Planned vs. Executed
This metric is the ratio of test cases (or scripts depending on terminology) planned versus the number executed for a given period. That is, if I planned 100 test cases, and I executed 87 test cases, I have an 87% test execution. Used in conjunction with the other metrics listed, this one can often be useful in adding context to what the others mean.
This metric can also be useful in determining how much more testing you have to execute in terms of planned test cases (assuming you have an estimate of how long it takes to execute each remaining test case). If I have executed 50% of my testing and most of my test cases take the same amount of time to execute, all other things being equal, it should take me roughly the same amount of time to execute the remaining 50%. As a warning, all other things are rarely equal.
Pass vs. Fail
Much like execution coverage, pass/fail rates are fairly intuitive. Again, this metric is useful to add context to the other metrics. On its own it’s not very useful, but add it to defect metrics, execution metrics, or some of the other metrics and you might have a nice indicator for project health.

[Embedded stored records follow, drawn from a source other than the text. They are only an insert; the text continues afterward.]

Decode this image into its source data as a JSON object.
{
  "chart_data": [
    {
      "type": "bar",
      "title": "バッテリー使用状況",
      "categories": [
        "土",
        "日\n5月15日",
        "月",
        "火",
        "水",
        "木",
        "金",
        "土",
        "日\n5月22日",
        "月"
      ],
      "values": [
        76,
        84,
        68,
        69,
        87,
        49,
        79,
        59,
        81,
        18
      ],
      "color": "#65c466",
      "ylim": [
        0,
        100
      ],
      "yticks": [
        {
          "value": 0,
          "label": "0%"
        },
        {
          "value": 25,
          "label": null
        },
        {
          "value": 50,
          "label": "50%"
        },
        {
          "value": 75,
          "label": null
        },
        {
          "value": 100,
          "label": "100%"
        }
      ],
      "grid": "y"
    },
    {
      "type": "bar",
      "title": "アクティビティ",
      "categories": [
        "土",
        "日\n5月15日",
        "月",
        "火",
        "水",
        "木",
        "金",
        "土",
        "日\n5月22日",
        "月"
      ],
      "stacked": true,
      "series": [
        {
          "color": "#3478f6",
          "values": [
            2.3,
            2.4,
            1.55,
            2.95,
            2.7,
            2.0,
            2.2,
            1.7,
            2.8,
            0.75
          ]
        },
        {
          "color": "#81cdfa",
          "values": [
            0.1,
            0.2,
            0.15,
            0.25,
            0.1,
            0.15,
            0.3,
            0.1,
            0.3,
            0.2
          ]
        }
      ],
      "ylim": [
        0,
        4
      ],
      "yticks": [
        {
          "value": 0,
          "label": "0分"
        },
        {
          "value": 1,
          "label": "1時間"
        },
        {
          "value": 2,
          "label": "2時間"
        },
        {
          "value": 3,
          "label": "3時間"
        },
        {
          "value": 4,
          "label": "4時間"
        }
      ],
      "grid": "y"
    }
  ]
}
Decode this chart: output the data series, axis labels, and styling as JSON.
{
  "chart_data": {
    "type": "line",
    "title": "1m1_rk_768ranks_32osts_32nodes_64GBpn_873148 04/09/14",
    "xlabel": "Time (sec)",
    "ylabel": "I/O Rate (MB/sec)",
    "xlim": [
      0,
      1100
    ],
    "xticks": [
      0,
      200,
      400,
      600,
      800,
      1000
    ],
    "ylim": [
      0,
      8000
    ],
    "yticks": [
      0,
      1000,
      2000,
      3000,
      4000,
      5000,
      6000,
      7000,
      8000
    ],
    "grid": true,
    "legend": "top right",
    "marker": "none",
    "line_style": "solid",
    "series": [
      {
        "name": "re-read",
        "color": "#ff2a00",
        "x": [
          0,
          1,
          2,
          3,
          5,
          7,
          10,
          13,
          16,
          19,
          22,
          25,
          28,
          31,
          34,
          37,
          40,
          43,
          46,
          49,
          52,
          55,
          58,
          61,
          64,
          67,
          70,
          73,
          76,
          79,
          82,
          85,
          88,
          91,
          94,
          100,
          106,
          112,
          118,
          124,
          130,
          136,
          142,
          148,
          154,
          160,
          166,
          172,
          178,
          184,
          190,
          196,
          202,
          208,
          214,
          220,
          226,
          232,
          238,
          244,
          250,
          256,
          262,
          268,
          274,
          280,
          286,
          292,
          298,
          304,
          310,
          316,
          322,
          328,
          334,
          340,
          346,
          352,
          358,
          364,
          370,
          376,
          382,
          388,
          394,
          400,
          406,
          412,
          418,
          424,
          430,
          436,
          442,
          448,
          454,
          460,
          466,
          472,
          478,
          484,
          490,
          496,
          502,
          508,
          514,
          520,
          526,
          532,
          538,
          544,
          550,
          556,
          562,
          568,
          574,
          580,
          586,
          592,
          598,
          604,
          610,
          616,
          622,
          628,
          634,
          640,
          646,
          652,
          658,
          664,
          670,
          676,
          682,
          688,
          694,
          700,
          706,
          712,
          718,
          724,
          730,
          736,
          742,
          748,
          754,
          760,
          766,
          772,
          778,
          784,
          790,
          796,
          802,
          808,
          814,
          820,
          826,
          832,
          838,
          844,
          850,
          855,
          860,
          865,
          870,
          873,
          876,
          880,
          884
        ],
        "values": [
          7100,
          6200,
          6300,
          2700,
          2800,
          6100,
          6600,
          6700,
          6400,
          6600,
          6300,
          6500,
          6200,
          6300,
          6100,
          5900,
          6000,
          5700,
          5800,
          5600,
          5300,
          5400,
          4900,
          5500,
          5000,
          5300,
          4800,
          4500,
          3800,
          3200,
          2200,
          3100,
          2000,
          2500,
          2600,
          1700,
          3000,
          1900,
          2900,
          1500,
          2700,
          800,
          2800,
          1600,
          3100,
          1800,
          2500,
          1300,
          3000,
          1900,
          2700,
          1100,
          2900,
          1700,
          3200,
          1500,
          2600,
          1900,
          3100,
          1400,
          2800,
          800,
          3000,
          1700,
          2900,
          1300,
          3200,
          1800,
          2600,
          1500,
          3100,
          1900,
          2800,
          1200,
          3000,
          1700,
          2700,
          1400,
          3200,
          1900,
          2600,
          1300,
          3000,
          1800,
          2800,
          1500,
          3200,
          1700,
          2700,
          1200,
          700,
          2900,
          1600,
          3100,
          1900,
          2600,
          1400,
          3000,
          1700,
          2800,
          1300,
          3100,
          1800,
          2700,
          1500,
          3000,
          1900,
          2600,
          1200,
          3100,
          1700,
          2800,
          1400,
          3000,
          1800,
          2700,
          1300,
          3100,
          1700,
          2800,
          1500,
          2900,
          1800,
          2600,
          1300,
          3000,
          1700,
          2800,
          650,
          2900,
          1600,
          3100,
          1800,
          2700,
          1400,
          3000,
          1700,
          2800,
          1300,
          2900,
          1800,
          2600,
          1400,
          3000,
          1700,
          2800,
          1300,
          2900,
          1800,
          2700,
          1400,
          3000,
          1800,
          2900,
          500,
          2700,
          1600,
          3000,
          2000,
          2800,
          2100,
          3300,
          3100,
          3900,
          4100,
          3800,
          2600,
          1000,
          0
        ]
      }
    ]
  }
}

Defect Submission Rate, Density, Aging, Verification Rate, and Trending
These metrics focus on bugs. In general, I advocate these the most, simply because they tend to get people looking at bugs instead of metrics. Most defect-tracking tools provide automated methods of gathering all of these metrics.
Submission rates and verification rates should be self-explanatory. Defect density looks at the number of defects as a function of one or two defect attributes (such as distribution over functional area or quality risk compared to status or severity). Defect trends look at defect counts shown as a function over time. And defect aging reports are a special defect density report in which the defect counts are shown as a function of the length of time a defect remained in a given status (open, new, waiting-for-verification, etc.).
Don’t Lose Focus
Remember the project manager that sent us down this path? He sent us down this path because this is the information he wants when we execute our testing. As you look at these metrics (and bug advocacy – a critical part of test execution) think about how you can serve the project members who are using the testing services, but don’t forget about you. Make sure you think about what information is meaningful to you and gather that information as well. You have your own test project (and possibly test group) to run, and you might be interested in different information.
Finally, I would encourage you (if you have not done so already) to talk to your project manager and ask him what he is looking for from you in terms of advocacy and metrics. You might also check with any development managers or other stakeholders who might need to use your information. A quick question or two can save tons of work (or re-work) to prevent you from gathering the wrong information or no information at all.